Five times stronger than steel, spider silk’s unique qualities were recognized by the Ancient Greeks — and more recently, scientists have looked at applications from medicine to engineering.
Now, one Japanese startup, Spiber, is exploring how spider webs could transform the textile industry. The biotech company started by making a spider silk replica in the lab and has since spun out its fabric range to include more sustainable alternatives to wool, cashmere and denim, says Kenji Higashi, head of business development at Spiber.
The company’s trademarked fiber, Brewed Protein, has been used in limited edition collections with brands including Japanese streetwear label Sacai and outdoor apparel specialists The North Face Japan.
Currently scaling up production and getting ready for a full commercial launch of its textiles, Spiber hopes its technology will help to “solve some of the big global challenges that we’re facing,” says Higashi.
Spiders create webs by spinning liquid protein into silk. Although silkworms have been bred to produce silk for thousands of years, spiders are cannibals which makes them impossible to farm.
That’s why friends Kazuhide Sekiyama and Junichi Sugahara, Spiber’s founders, decided to create a synthetic material that is molecularly identical to spider silk. The duo began experimenting as students at Keio University in Yamagata Prefecture in 2004, and founded the company in 2007.
Spiber studied “thousands of different spider species,” as well as other silk-producing species, and compiled a database of silk varieties, says Higashi.
Having successfully produced the spider silk alternative, the team went on to develop a range of Brewed Protein fabrics by altering the protein sequence, says Higashi.
Spiber’s fibers are made by fermenting water, sugar and nutrients with specially modified microbes in steel tanks, similar to those used in beer making, to produce protein polymers. The polymers are fed through a nozzle and spun into a fiber, says Higashi.
It hasn’t been an easy journey, though. In 2015, Spiber partnered with The North Face Japan to produce a limited-edition run of 50 “Moon Parka” jackets to commemorate the 50th anniversary of the moon landings.
But during the design process, the team discovered that spider silk shrinks when wet, and had to modify the protein to make the fiber suitable for an outdoor jacket.
It took four years “to produce a garment that met their standards,” says Higashi. The parkas retailed for ¥150,000 (worth around $1,400 in 2019) and the small collection sold out.
A recycling revolution
Fashion is one of the most polluting industries in the world. It produces around 2.1 billion metric tons of CO2 every year, according to management consultants McKinsey & Company. Around 70% of that comes from production, and manufacturing textiles uses large amounts of raw materials and water.

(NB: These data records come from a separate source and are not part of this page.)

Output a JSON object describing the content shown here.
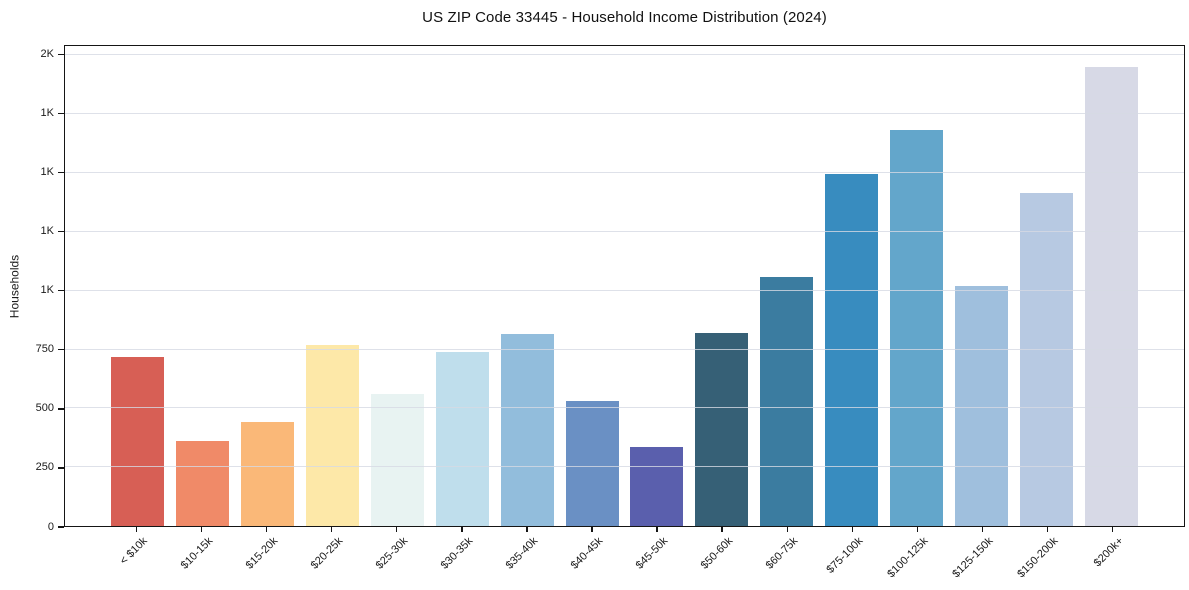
{
  "chart_data": {
    "type": "bar",
    "title": "US ZIP Code 33445 - Household Income Distribution (2024)",
    "xlabel": "",
    "ylabel": "Households",
    "categories": [
      "< $10k",
      "$10-15k",
      "$15-20k",
      "$20-25k",
      "$25-30k",
      "$30-35k",
      "$35-40k",
      "$40-45k",
      "$45-50k",
      "$50-60k",
      "$60-75k",
      "$75-100k",
      "$100-125k",
      "$125-150k",
      "$150-200k",
      "$200k+"
    ],
    "values": [
      720,
      360,
      440,
      770,
      560,
      740,
      815,
      530,
      335,
      820,
      1060,
      1495,
      1685,
      1020,
      1415,
      1950
    ],
    "bar_colors": [
      "#d75f55",
      "#f08a68",
      "#fab878",
      "#fde8a8",
      "#e8f3f2",
      "#bfdeec",
      "#92bddc",
      "#6a90c4",
      "#5a5fad",
      "#366076",
      "#3b7ca0",
      "#388cbf",
      "#63a6cb",
      "#9fbfdd",
      "#b7c9e2",
      "#d7d9e6"
    ],
    "ylim": [
      0,
      2040
    ],
    "yticks": [
      {
        "value": 0,
        "label": "0"
      },
      {
        "value": 250,
        "label": "250"
      },
      {
        "value": 500,
        "label": "500"
      },
      {
        "value": 750,
        "label": "750"
      },
      {
        "value": 1000,
        "label": "1K"
      },
      {
        "value": 1250,
        "label": "1K"
      },
      {
        "value": 1500,
        "label": "1K"
      },
      {
        "value": 1750,
        "label": "1K"
      },
      {
        "value": 2000,
        "label": "2K"
      }
    ],
    "grid": "horizontal",
    "legend": "none",
    "frame_color": "#151515",
    "background": "#ffffff"
  }
}
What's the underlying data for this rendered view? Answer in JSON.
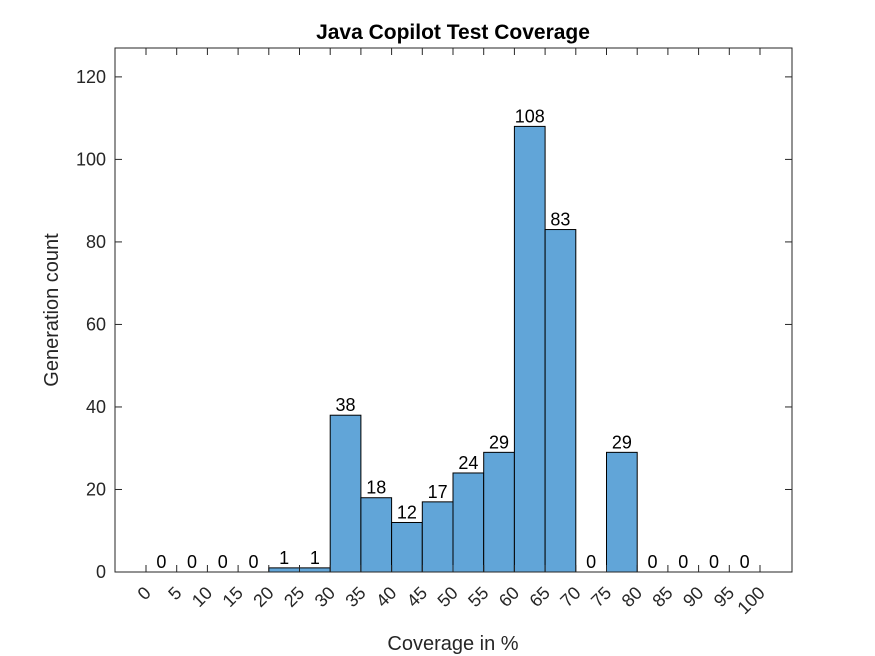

Higashi says Spiber’s biodegradable textiles are predicted to generate just one-fifth of the carbon emissions of animal-based fibers once they are in full-scale production, according to a life cycle analysis conducted by the company.
Spiber wants to reduce its environmental impact further, though. The company currently uses sugarcane and corn for its fermentation process — crops that use large volumes of land and divert food resources, says Higashi.
To resolve this, Spiber is developing a process called “biosphere circulation” that will convert discarded garments made from natural materials like cotton into the sugars needed for fermentation.
Around 40 million metric tons of textile waste is produced every year and most of this goes to landfills or incinerators: keeping these textiles in the loop could create a more sustainable alternative, says Higashi.
Spiber isn’t the only company taking inspiration from arachnids. In 2016, Adidas incorporated AMSilk’s Biosteel fiber in a sneaker and in 2017, California textile innovator Bolt Threads unveiled its spider-silk-inspired thread, Microsilk, in a gold dress designed by Stella McCartney.
In addition to its collaborations with The North Face Japan, Spiber’s Brewed Protein has been used by Japanese designer Yuima Nakazato for several of his collections, and streetwear brand Sacai for a limited-edition T-shirt range. Higashi says Spiber is exploring opportunities in the automotive industry, too.
According to the company, Spiber has raised around ¥100 billion ($783 million) from investors including finance firms Carlyle and Mitsubishi UFJ Morgan Stanley Securities, along with grants from government organizations and startup development funds.
This funding will allow the company to expand beyond its pilot plant in Yamagata — opening a small plant in Thailand later this year, and a larger facility in the US next year in a partnership with food processing multinational Archer Daniels Midland Company. Higashi says this will enable production of thousands of tons of Brewed Protein over the next few years.
Higashi says scaling will help bring the price of Brewed Protein down and allow Spiber to expand beyond the high-end designer market.
“We have the means to create solutions to enable more circular fashion,” says Higashi. “It’s our mission to bring those solutions to the world.”
An earlier version of this story stated that Spiber’s expansion plans would enable the production of thousands of tons of Brewed Protein by the end of 2023. This time frame has been changed to reflect new information from the company.